The aim of Funny Farm is to document the happenings and rhythms of two Albertan grain farmers during harvest. The project follows Clarence and Robb Zeleny (father and son) for five intensive days of harvesting during the fall of 2014. This particular family farm has been operating for generations. Robb and Clarence have worked together as equals for over twenty-five years. The project is based on familiarity. As the son and grandson of these two farmers I have a vested intimacy with the landscape, machinery and the individuals who make up this particular family farm. The project draws upon the approaches of lyrical sociology and visual ethnography for theoretical support.
The visuals of Funny Farm act as descriptive agents assisting the researcher in deconstructing family-based agricultural practices at a personal level. The images are black and white referencing rural rehabilitation and pay homage to the Farm Security Act (FSA) as spearheaded by Roy Stryker. The hope is that this will inevitably lead others to question the stigmas and romantics involved, the viability of grain farming as a profession, and the longevity and elasticity of rural heritage in Canada.
I am a child of agriculture, for that reason I like to think farming was in our blood before we ever landed on this continent. The literal translation of ‘Zeleny’ is ‘green’ in a dozen Slavic languages. My great-grandfather, my grandfather and my father farmed, and I am the first male in the Zeleny lineage to break this occupational trend. This is an interesting time to be reflecting upon farming as we have entered an era where, paradoxically, family farming is both stigmatized and romanticized. The stigma has been long established. On the continent it is rooted in feudal tradition, a century long push towards urban areas and the prospect of ‘better lives’. Let us get our hands out of the soil. Some will argue that is a mistake.
It is not unusual in Alberta to hear people talk about oil as black gold. But oil does not exude the scent of life, nor is it renewable. Soil is the true black gold. Soil still dirties the farmer’s hands. The modern farmer uses GPS, satellite radio and has fridges in his machines, but he must nonetheless grease the wheels, unclog the clogs, and most importantly, place his hands in the soil. No matter how mechanized the process becomes, the farmer will always toil, build, and break the land with his hands. No matter how technologically advanced the process becomes, the farmer will still move rocks with his hands. The rock is a fearsome concept for the farmer, a formidable enemy, second only to fear of the word ‘breakdowns’. Other things that worry the farmer: ‘too much rain’, ‘not enough rain’, ‘too much heat’, ‘not enough heat’. Farming is a balancing act, a fickle game measured in wins and losses. Rain and heat when needed is a win, a drop in the price of wheat is a loss.
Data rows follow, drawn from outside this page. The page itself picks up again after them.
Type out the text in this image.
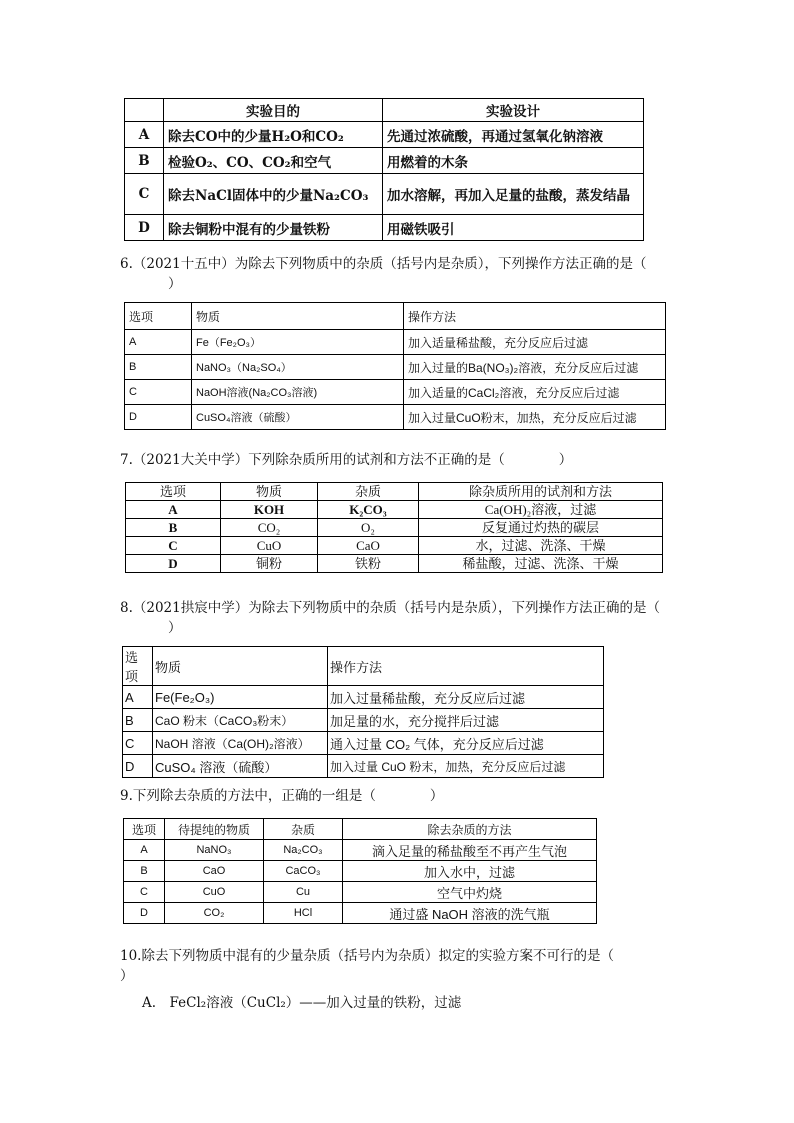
	实验目的	实验设计
A	除去CO中的少量H₂O和CO₂	先通过浓硫酸，再通过氢氧化钠溶液
B	检验O₂、CO、CO₂和空气	用燃着的木条
C	除去NaCl固体中的少量Na₂CO₃	加水溶解，再加入足量的盐酸，蒸发结晶
D	除去铜粉中混有的少量铁粉	用磁铁吸引
6.（2021十五中）为除去下列物质中的杂质（括号内是杂质），下列操作方法正确的是（
）
选项	物质	操作方法
A	Fe（Fe₂O₃）	加入适量稀盐酸，充分反应后过滤
B	NaNO₃（Na₂SO₄）	加入过量的Ba(NO₃)₂溶液，充分反应后过滤
C	NaOH溶液(Na₂CO₃溶液)	加入适量的CaCl₂溶液，充分反应后过滤
D	CuSO₄溶液（硫酸）	加入过量CuO粉末，加热，充分反应后过滤
7.（2021大关中学）下列除杂质所用的试剂和方法不正确的是（　　　　）
选项	物质	杂质	除杂质所用的试剂和方法
A	KOH	K₂CO₃	Ca(OH)₂溶液，过滤
B	CO₂	O₂	反复通过灼热的碳层
C	CuO	CaO	水，过滤、洗涤、干燥
D	铜粉	铁粉	稀盐酸，过滤、洗涤、干燥
8.（2021拱宸中学）为除去下列物质中的杂质（括号内是杂质），下列操作方法正确的是（
）
选项	物质	操作方法
A	Fe(Fe₂O₃)	加入过量稀盐酸，充分反应后过滤
B	CaO 粉末（CaCO₃粉末）	加足量的水，充分搅拌后过滤
C	NaOH 溶液（Ca(OH)₂溶液）	通入过量 CO₂ 气体，充分反应后过滤
D	CuSO₄ 溶液（硫酸）	加入过量 CuO 粉末，加热，充分反应后过滤
9.下列除去杂质的方法中，正确的一组是（　　　　）
选项	待提纯的物质	杂质	除去杂质的方法
A	NaNO₃	Na₂CO₃	滴入足量的稀盐酸至不再产生气泡
B	CaO	CaCO₃	加入水中，过滤
C	CuO	Cu	空气中灼烧
D	CO₂	HCl	通过盛 NaOH 溶液的洗气瓶
10.除去下列物质中混有的少量杂质（括号内为杂质）拟定的实验方案不可行的是（
）
A.　FeCl₂溶液（CuCl₂）——加入过量的铁粉，过滤
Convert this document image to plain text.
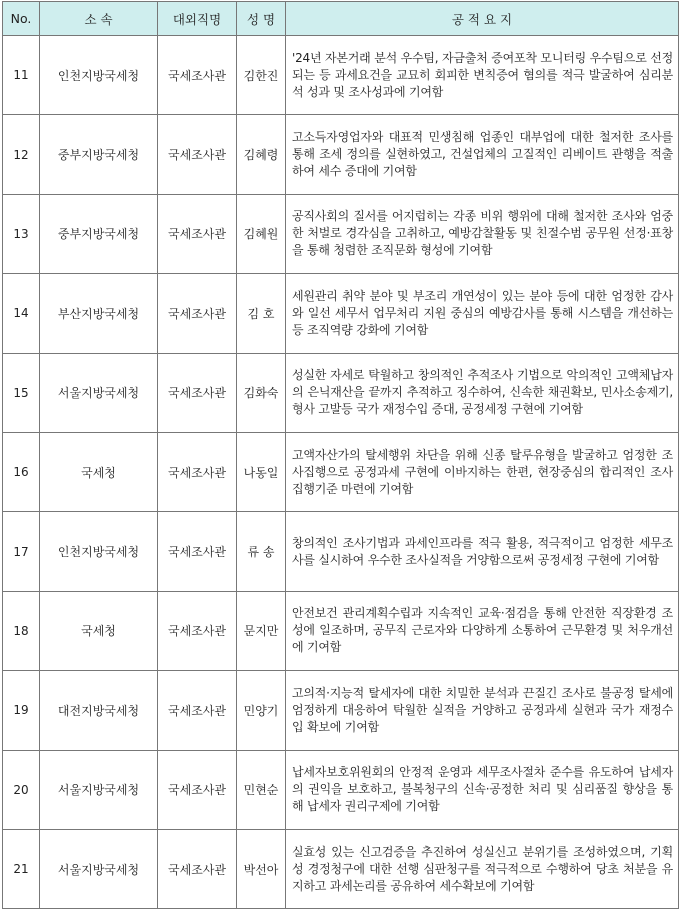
No.	소 속	대외직명	성 명	공 적 요 지
11	인천지방국세청	국세조사관	김한진	'24년 자본거래 분석 우수팀, 자금출처 증여포착 모니터링 우수팀으로 선정되는 등 과세요건을 교묘히 회피한 변칙증여 혐의를 적극 발굴하여 심리분석 성과 및 조사성과에 기여함
12	중부지방국세청	국세조사관	김혜령	고소득자영업자와 대표적 민생침해 업종인 대부업에 대한 철저한 조사를 통해 조세 정의를 실현하였고, 건설업체의 고질적인 리베이트 관행을 적출하여 세수 증대에 기여함
13	중부지방국세청	국세조사관	김혜원	공직사회의 질서를 어지럽히는 각종 비위 행위에 대해 철저한 조사와 엄중한 처벌로 경각심을 고취하고, 예방감찰활동 및 친절수범 공무원 선정·표창을 통해 청렴한 조직문화 형성에 기여함
14	부산지방국세청	국세조사관	김 호	세원관리 취약 분야 및 부조리 개연성이 있는 분야 등에 대한 엄정한 감사와 일선 세무서 업무처리 지원 중심의 예방감사를 통해 시스템을 개선하는 등 조직역량 강화에 기여함
15	서울지방국세청	국세조사관	김화숙	성실한 자세로 탁월하고 창의적인 추적조사 기법으로 악의적인 고액체납자의 은닉재산을 끝까지 추적하고 징수하여, 신속한 채권확보, 민사소송제기, 형사 고발등 국가 재정수입 증대, 공정세정 구현에 기여함
16	국세청	국세조사관	나동일	고액자산가의 탈세행위 차단을 위해 신종 탈루유형을 발굴하고 엄정한 조사집행으로 공정과세 구현에 이바지하는 한편, 현장중심의 합리적인 조사 집행기준 마련에 기여함
17	인천지방국세청	국세조사관	류 송	창의적인 조사기법과 과세인프라를 적극 활용, 적극적이고 엄정한 세무조사를 실시하여 우수한 조사실적을 거양함으로써 공정세정 구현에 기여함
18	국세청	국세조사관	문지만	안전보건 관리계획수립과 지속적인 교육·점검을 통해 안전한 직장환경 조성에 일조하며, 공무직 근로자와 다양하게 소통하여 근무환경 및 처우개선에 기여함
19	대전지방국세청	국세조사관	민양기	고의적·지능적 탈세자에 대한 치밀한 분석과 끈질긴 조사로 불공정 탈세에 엄정하게 대응하여 탁월한 실적을 거양하고 공정과세 실현과 국가 재정수입 확보에 기여함
20	서울지방국세청	국세조사관	민현순	납세자보호위원회의 안정적 운영과 세무조사절차 준수를 유도하여 납세자의 권익을 보호하고, 불복청구의 신속·공정한 처리 및 심리품질 향상을 통해 납세자 권리구제에 기여함
21	서울지방국세청	국세조사관	박선아	실효성 있는 신고검증을 추진하여 성실신고 분위기를 조성하였으며, 기획성 경정청구에 대한 선행 심판청구를 적극적으로 수행하여 당초 처분을 유지하고 과세논리를 공유하여 세수확보에 기여함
The costs involved in starting and sustaining an agricultural practice make it a deplorable investment. Some will object, “but the cost of land only goes up” and this is true. However, the required inputs go up and the system requires that you never sell the investment until you either are either too brittle to continue, or you die, at which point you become the gold you toiled over for so long. Few have the startup capital for farming; for every individual that moves into farming another twenty leave. The idea of perpetual growth and economies of scale require that the family farmer acquire more and more land to sustain the operation, yet more land often does not equal more profits for the farmer.
Farmer’s are stigmatized as being uneducated rural folk, but no greater fallacy exists. Being a farmer in the 21st century requires a deep understanding of logical systems, global markets and the futures market. Farmers must know the local economy as much as the global. How much American corn is China predicted to buy in 2015? How will this affect wheat prices in Ukraine? Farmers are a low-ranking component in the global system of exchange.
Yet as the tradition of romanticizing pastoral life continues to exist, not all is lost. Many individuals are now returning to rural areas to stick their hands back into the black gold. They are searching for simplicity, nothing pointless and excessive, just process and production rooted in the natural world. My father and grandfather are ‘good old boys’, respectable men doing respectable jobs. My grandfather explained to me what it was like growing up in rural Canada: “The crops were poor… we were poor”. Yet we are no longer poor, we have gained capital, we have moved up and away from the farms that raised us. And there are those who have returned, perhaps believing that the prairie landscape with its endless horizons can repair the soul.
Farmers are content, and generally jovial. They carry themselves with pride. They do not recognize the stigma because they are too grounded in the truth of the profession, the reality of their lives; it is a hard labour that rewards. Robb and Clarence were cheerful; they smiled often and interacted positively with me photographing them. The title of the project comes from one image where I asked my father to hold some grain still. In a moment of spontaneity he decided to joyfully toss it up into the air. I asked him “how much did that cost you, four dollars?” He answered, “ah nah, about a chocolate bar.” An interesting thing about family farming is that it is a labour where you can bring your kids to work, where they can learn and connect with nature and kin. There is something very rewarding in helping your father, and that is the root of family farming for the Zelenys. I asked my father once, why he wanted to be a farmer, his response “I wanted to work for myself and with my dad”. The clearest truths are usually very simple.